Charlotte Cooper said...

You manage to respond to some really vile behaviour with incredible dignity, Sharon.

I don't know why I've blocked this out, but I had quite a bit of harassment in Limerick when I rode my bike too. Always from car windows as people drove by, one time someone tried to egg me but they missed.

I was looking at search terms for my website the other day and I get a lot of referrals from anxious would-be fat cyclists (they end up at an article I wrote about being a fat cyclist). Search terms are things like:

can fat people learn how to ride a bike
can fat people ride bikes
can heavy people ride road bikes
can you be too fat to ride a bike
can you be too heavy to ride a bicycle
too heavy to ride a dirt bike?
too heavy to ride a road bike?
too heavy to ride a sportbike?
what if I'm too heavy to ride bike

It's outrageous that something so practical and pleasurable (apart from in Limerick, where it rains all the time) is made inaccessible because of people's intolerance.
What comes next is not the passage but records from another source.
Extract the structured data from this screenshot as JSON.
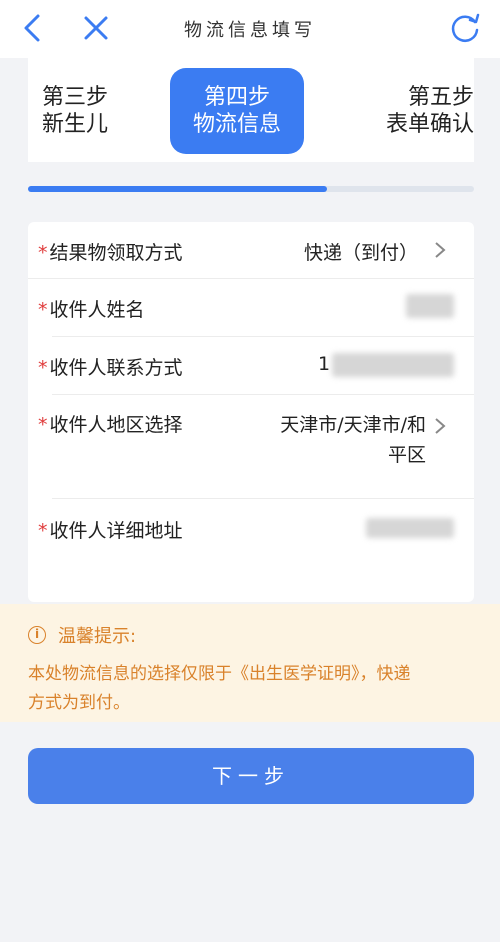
{
  "nav": {
    "title": "物流信息填写"
  },
  "steps": [
    {
      "line1": "第三步",
      "line2": "新生儿",
      "active": false
    },
    {
      "line1": "第四步",
      "line2": "物流信息",
      "active": true
    },
    {
      "line1": "第五步",
      "line2": "表单确认",
      "active": false
    }
  ],
  "progress": {
    "fraction": 0.67
  },
  "form": {
    "pickup": {
      "label": "结果物领取方式",
      "value": "快递（到付）"
    },
    "name": {
      "label": "收件人姓名"
    },
    "phone": {
      "label": "收件人联系方式",
      "value_prefix": "1"
    },
    "region": {
      "label": "收件人地区选择",
      "line1": "天津市/天津市/和",
      "line2": "平区"
    },
    "address": {
      "label": "收件人详细地址"
    },
    "required_mark": "*"
  },
  "tip": {
    "icon": "info-icon",
    "title": "温馨提示:",
    "body_line1": "本处物流信息的选择仅限于《出生医学证明》，快递",
    "body_line2": "方式为到付。"
  },
  "next_button": {
    "label": "下一步"
  },
  "colors": {
    "accent": "#3b7cf2",
    "required": "#e03c3c",
    "tip_text": "#d9822b",
    "tip_bg": "#fdf4e3"
  }
}
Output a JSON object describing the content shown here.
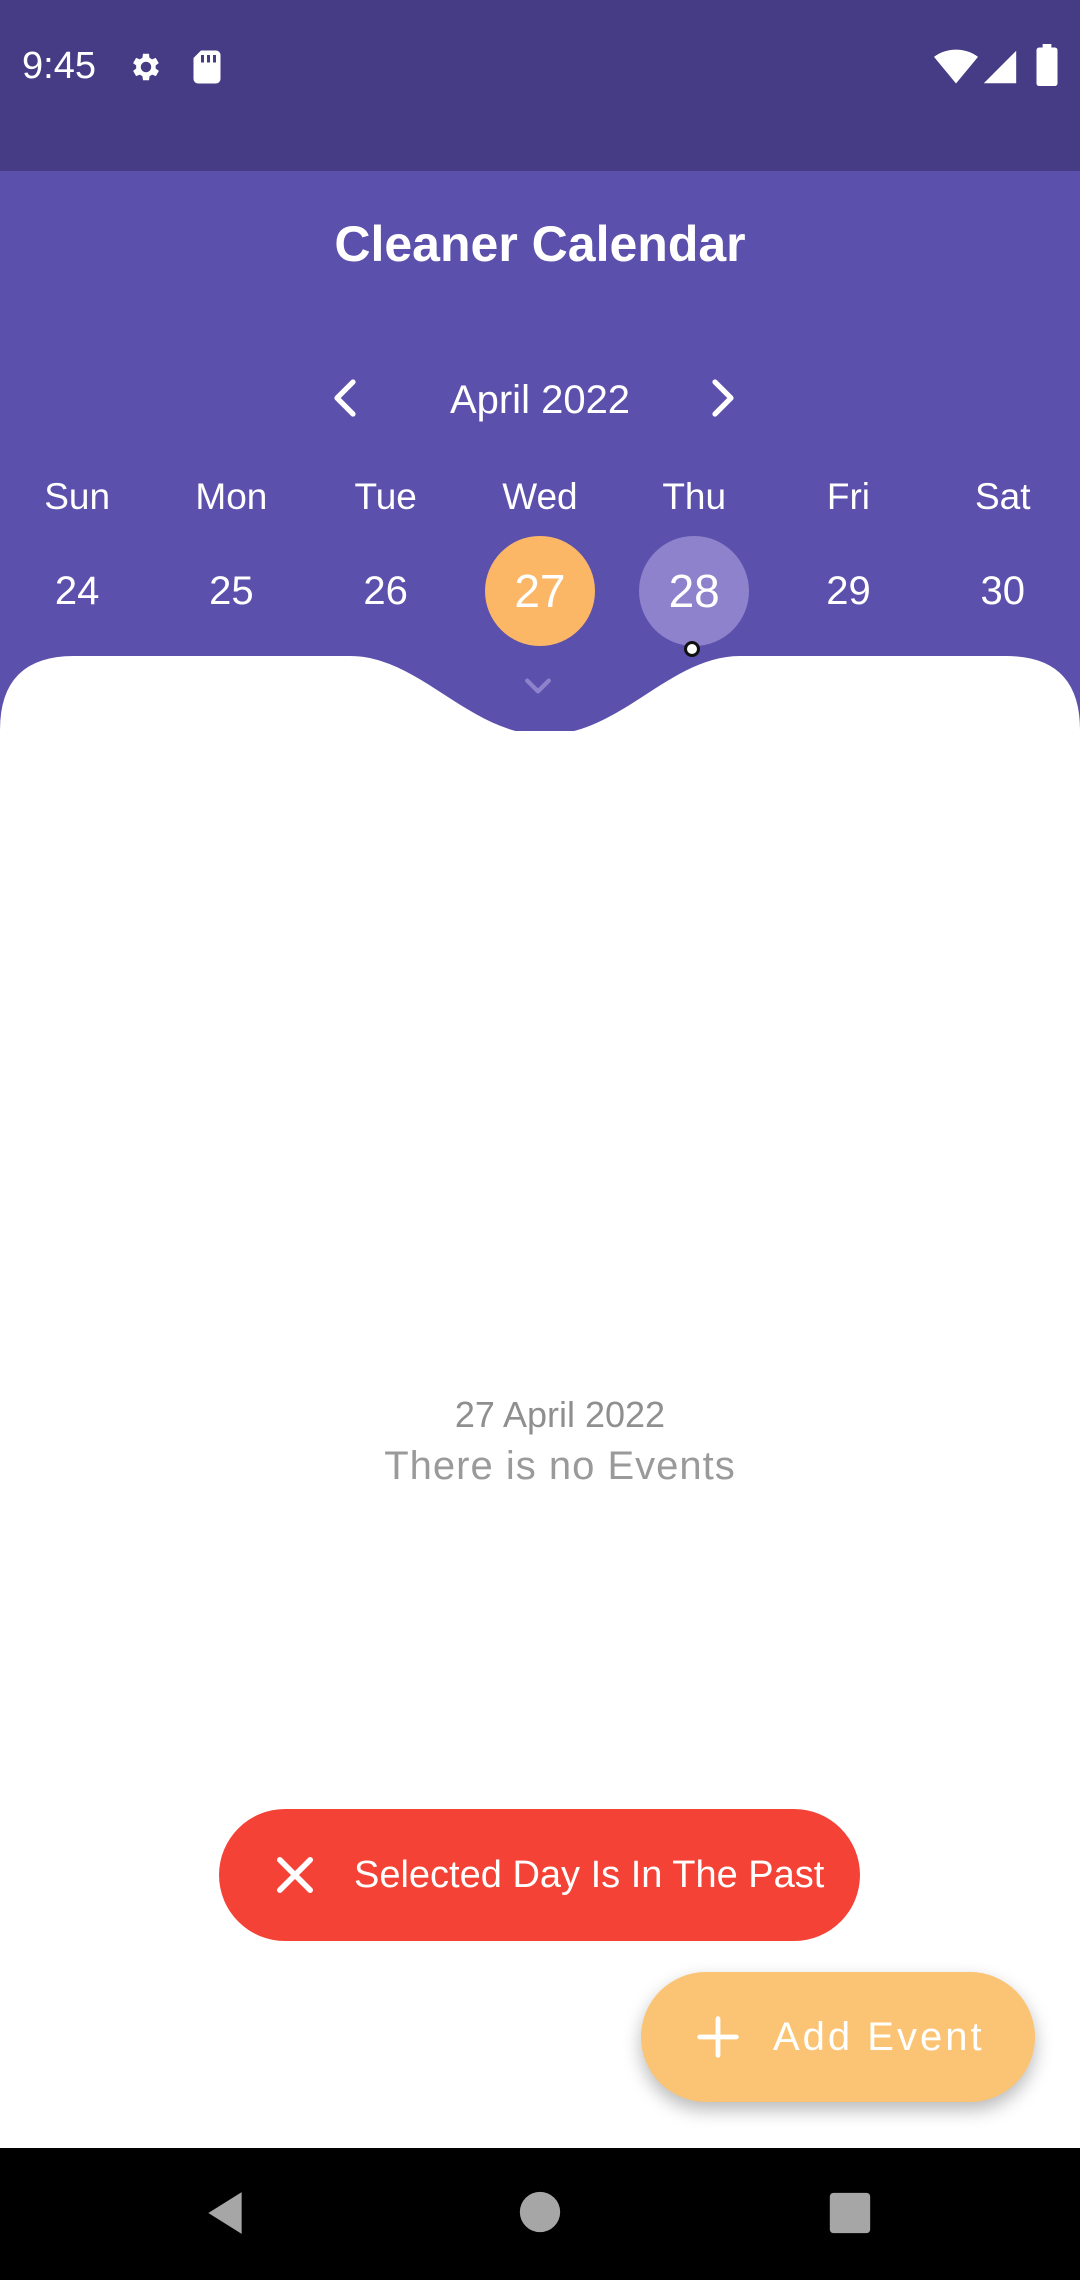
{
  "status_bar": {
    "time": "9:45",
    "left_icons": [
      "settings-gear-icon",
      "sd-card-icon"
    ],
    "right_icons": [
      "wifi-icon",
      "cell-signal-icon",
      "battery-icon"
    ],
    "background": "#463b85"
  },
  "header": {
    "title": "Cleaner Calendar",
    "background": "#5c50ad",
    "month_label": "April 2022",
    "prev_icon": "chevron-left-icon",
    "next_icon": "chevron-right-icon"
  },
  "calendar": {
    "weekdays": [
      "Sun",
      "Mon",
      "Tue",
      "Wed",
      "Thu",
      "Fri",
      "Sat"
    ],
    "dates": [
      "24",
      "25",
      "26",
      "27",
      "28",
      "29",
      "30"
    ],
    "selected_date": "27",
    "today_date": "28",
    "event_marker_date": "28",
    "selected_color": "#fbb766",
    "today_color": "#8d82cb",
    "expand_icon": "chevron-down-icon"
  },
  "events": {
    "date_label": "27 April 2022",
    "empty_message": "There is no Events"
  },
  "toast": {
    "message": "Selected Day Is In The Past",
    "icon": "close-icon",
    "color": "#f44336"
  },
  "fab": {
    "label": "Add Event",
    "icon": "plus-icon",
    "color": "#fbc475"
  },
  "nav_bar": {
    "buttons": [
      "back-icon",
      "home-icon",
      "recents-icon"
    ]
  }
}
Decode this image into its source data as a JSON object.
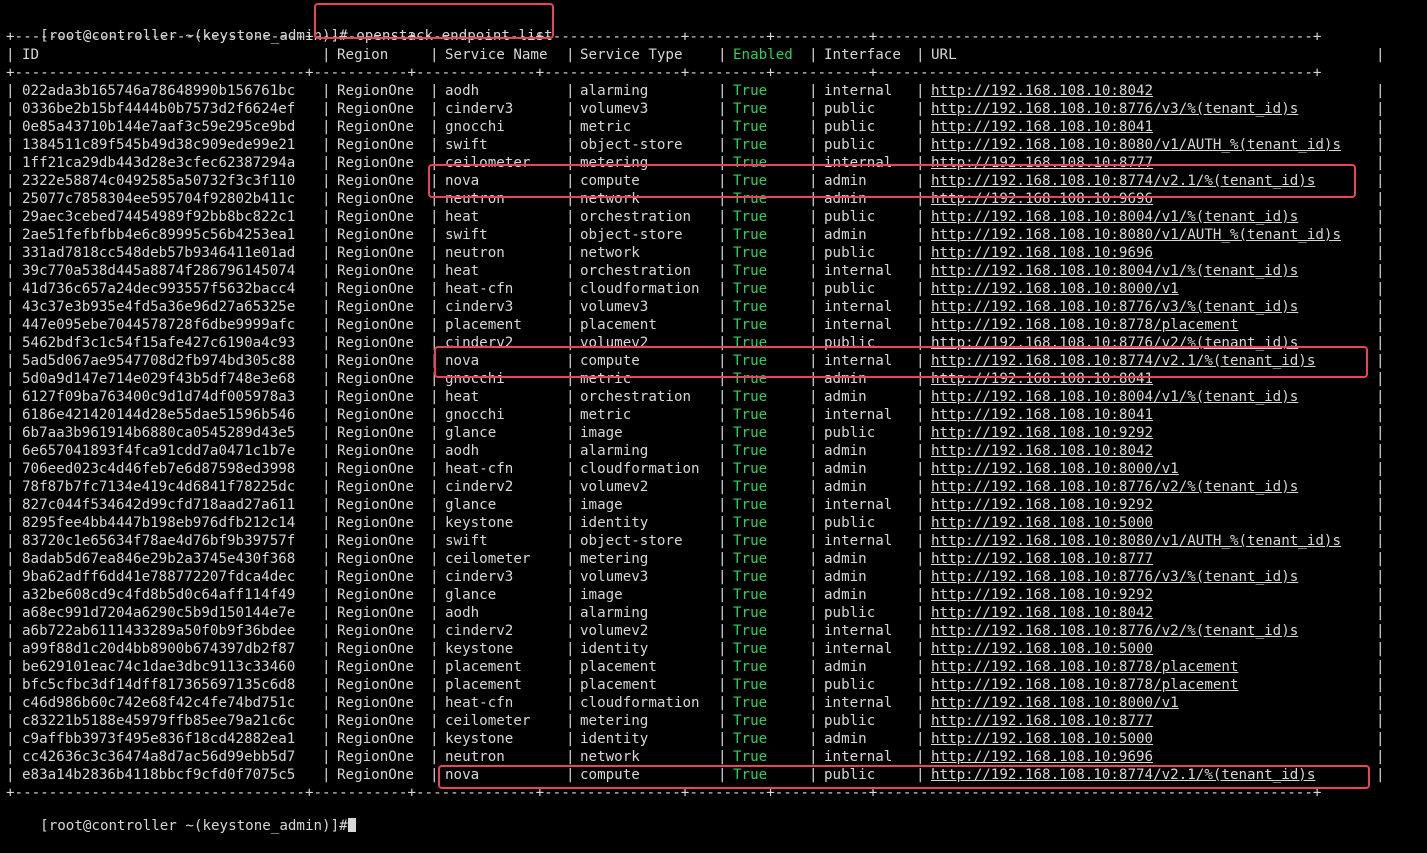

It also makes me think about fat people's access to exercise in general, about how harassment disrupts that.

Anyway, urgh.

SharonC said...

Those search terms are really heartbreaking!

Charlotte Cooper said...

They are! It's as though people are looking for permission to cycle, and are so afraid of 'failing' whatever that might mean.

I'm not surprised, in some ways. Cycling campaigns in the UK are big supporters of anti-obesity rhetoric, but it appears that the drive to get more people cycling (a good thing) is alienating and intimidating the fat folk.

My thing about fat people on bikes is one of the most popular things on my site. People are clearly thinking about this stuff. It would be great to get some money to do a fat people on bikes training thing or project, run by fat cyclists.